DJ'ing to crowds and for myself.

Headphones otherwise to avoid annoying neighbours. Never had a complaint but socially challenged how to behave in a block of apartments. Nothing as good as making people dance, using a heavy sound rig indoors or outside.

What bothers me the most at home is the tinny noise played around me that sounds like kiddies' pop lalalalalalalalal;l;a

I use brief mixer slams of meaty drum & bass or gabba to make a point and does seems to make them squeal and turn off their petty pop

Walls tell the story. No idea who, where or what the people are


----------



## HanSolo (Jul 5, 2013)

ears hurt due to prolonged discomfort and heat...yeah I forgot about the heat of some headphones


----------



## CWe (Mar 7, 2010)

I don't do it.
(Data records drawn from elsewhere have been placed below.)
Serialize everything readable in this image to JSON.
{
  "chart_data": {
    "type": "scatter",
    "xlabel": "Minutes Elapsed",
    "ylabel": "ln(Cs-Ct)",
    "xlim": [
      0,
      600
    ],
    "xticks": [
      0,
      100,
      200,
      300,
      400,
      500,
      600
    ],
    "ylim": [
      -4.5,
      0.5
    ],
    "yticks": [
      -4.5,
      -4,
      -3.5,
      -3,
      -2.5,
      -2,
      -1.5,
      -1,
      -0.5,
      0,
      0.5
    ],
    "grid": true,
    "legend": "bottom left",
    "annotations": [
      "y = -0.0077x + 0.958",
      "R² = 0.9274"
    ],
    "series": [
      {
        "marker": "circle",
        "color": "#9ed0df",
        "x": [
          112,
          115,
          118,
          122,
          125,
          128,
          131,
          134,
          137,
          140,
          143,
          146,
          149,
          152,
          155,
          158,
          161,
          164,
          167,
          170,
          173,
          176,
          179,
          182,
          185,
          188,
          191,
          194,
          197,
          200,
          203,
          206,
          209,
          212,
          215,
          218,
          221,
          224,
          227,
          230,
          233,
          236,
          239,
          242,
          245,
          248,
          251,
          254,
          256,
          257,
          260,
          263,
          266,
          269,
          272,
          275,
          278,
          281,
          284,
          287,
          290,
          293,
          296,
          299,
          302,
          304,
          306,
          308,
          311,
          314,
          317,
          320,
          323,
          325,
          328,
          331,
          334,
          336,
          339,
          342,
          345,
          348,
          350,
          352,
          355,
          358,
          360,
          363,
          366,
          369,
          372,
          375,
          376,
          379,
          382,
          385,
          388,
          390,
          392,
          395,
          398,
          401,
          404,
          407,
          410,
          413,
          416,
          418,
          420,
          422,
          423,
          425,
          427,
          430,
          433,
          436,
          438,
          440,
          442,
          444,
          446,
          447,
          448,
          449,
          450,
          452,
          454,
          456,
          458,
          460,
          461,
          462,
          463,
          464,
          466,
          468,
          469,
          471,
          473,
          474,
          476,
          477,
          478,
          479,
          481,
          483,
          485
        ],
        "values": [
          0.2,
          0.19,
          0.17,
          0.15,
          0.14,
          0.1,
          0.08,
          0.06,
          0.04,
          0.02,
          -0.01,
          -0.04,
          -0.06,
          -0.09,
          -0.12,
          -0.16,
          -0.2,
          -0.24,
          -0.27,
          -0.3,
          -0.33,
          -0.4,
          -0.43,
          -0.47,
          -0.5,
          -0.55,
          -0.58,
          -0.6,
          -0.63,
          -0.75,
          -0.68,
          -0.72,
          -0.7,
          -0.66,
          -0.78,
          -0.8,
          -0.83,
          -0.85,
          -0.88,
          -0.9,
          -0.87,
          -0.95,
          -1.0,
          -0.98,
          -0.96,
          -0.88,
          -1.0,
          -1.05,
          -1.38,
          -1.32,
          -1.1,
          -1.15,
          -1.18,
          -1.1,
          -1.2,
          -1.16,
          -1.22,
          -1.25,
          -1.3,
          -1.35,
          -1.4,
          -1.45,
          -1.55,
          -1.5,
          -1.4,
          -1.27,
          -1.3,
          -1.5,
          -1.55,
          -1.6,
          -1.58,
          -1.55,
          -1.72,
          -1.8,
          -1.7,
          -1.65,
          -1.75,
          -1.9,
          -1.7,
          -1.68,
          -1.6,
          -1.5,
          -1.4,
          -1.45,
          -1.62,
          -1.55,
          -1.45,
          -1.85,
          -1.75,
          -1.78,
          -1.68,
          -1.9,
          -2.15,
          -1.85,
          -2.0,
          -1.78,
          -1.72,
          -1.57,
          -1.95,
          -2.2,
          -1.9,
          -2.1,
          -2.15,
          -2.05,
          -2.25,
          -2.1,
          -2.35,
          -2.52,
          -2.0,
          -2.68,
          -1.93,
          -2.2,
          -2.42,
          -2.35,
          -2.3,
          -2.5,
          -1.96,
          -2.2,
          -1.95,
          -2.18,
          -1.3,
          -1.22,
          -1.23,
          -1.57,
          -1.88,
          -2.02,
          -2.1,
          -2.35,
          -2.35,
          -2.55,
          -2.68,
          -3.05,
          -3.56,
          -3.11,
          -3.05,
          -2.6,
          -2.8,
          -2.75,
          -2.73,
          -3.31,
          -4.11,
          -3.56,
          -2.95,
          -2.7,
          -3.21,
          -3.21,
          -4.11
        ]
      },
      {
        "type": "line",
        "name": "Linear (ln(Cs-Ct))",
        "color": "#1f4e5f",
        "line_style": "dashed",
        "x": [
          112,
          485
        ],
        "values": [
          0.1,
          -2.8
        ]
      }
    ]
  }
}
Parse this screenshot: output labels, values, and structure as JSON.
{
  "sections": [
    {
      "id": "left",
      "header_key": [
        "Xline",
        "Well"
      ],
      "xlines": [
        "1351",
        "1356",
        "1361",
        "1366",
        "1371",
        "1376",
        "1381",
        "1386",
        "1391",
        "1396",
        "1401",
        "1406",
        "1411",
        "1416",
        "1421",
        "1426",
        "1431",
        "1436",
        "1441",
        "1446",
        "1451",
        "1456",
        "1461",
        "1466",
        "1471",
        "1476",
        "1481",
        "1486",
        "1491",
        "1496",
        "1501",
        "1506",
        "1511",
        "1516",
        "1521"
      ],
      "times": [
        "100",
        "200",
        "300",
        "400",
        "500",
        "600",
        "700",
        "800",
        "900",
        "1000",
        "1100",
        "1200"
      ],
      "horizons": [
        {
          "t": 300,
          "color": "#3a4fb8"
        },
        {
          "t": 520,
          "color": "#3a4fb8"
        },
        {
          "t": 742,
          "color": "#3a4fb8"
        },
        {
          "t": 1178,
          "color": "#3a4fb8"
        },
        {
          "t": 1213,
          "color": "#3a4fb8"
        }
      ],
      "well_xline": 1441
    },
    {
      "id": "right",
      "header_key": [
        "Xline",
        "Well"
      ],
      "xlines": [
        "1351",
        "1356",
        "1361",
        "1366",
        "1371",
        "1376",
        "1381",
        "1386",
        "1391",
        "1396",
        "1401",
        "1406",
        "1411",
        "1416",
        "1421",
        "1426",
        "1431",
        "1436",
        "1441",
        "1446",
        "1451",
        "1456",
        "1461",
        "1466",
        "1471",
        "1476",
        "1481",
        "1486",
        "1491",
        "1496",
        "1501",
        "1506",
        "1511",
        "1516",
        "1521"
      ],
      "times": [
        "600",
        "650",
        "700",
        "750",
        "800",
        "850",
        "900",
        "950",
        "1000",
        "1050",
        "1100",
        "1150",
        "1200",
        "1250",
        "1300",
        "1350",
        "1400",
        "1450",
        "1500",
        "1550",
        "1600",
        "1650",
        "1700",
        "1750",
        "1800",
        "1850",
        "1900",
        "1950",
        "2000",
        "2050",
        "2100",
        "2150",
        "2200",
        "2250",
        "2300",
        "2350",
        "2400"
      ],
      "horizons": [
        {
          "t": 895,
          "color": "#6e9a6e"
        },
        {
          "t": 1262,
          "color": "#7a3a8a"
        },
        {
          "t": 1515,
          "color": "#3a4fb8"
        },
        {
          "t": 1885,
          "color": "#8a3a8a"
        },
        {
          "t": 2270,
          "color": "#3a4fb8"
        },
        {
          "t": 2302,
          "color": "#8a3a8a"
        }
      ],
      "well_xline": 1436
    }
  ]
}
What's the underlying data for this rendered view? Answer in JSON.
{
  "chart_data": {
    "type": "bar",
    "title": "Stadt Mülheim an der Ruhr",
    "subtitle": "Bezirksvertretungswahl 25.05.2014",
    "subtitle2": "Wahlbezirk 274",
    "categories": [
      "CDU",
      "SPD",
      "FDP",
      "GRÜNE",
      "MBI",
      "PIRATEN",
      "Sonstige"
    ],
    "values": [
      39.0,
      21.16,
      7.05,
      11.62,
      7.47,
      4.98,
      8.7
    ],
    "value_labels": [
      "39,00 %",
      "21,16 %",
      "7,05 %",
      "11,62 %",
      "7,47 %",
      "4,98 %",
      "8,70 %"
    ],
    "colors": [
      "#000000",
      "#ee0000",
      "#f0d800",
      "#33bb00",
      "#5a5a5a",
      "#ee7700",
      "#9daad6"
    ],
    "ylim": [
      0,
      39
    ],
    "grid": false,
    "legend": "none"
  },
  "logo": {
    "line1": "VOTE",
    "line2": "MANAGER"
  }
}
I would like to one of these times, maybe play some nature sounds and go off to lala land


----------



## ShuLei (Feb 5, 2014)

I listen to music in the night to get ideas for an animation project, I wake up, write it down, then I usually take the headphones out. I dont think it's a good idea wearing them all night since it obviously could do ear damage, if over a long time, if it is not on a low volume. Also about choking to death, if I am choking (never happend), I would wake up immediatly, dont know about you, but I honestly dont think you could sleep through that .


----------



## GrainneR (Feb 7, 2014)

I usually sleep with headphones in. I have a pair of 'skull candy' ones that I very much like, and I've never had any trouble with them. I usually wake up with them still in, but they come off sometimes. Never had an issue with them strangling me. I'm sure you'd wake up if they started to choke you, and when you do wake it'd be fairly simple to fix the problem.


----------



## MiMiK (Aug 25, 2011)

i sleep with headphones pretty much always. i have woken up with the cord wrapped around my neck but not tight enough to asphyxiate, maybe next time.


----------



## Farideh (Nov 13, 2011)

Nah because I make sure to immediately take them off when I feel like I am dozing off. What is dangerous is sleeping with gum in your mouth. haha


----------



## Bikescene (Feb 7, 2014)

Sometimes I have to because my bedroom faces the street, so to prevent insomnia I have to do it plus listen to some soothing music with the volume reaaally low.


----------



## Salvador Dali (Oct 26, 2013)

I used to feel asleep while listening to Pink Floyd. I would wear a band around my head/ears to stop the earphones from falling out, cause they always would. I never broke them, but I started to detest Pink Floyd for some reason...


----------



## SupaDupaFly (Sep 1, 2011)

Ive been wearing my headphones to sleep a lot lately. I think it has become a habit i want to leave behind cause sometimes my ears get pinned against the earcups or earbuds and it hurts the day after. I might have to get a little mp3 speaker instead and listen to music that way while i fall asleep.


----------



## visualkeirockstar (Aug 5, 2012)

Nothing never happens.


----------



## noxxie13 (Feb 11, 2014)

I always sleep with headphones in. And I'm going to be honest, a couple of times I've woken up with them draped over my neck and stuck under my back or something but it was never enough to choke me. 

Mine usually just fall out of my ears and I end up laying on them or they fall off my bed.


----------



## cat001 (Nov 1, 2010)

I've fallen asleep a few times listening to audio stories, mostly the just fall out, worst case scenario I wake up with a slightly sore ear having slept on it.


----------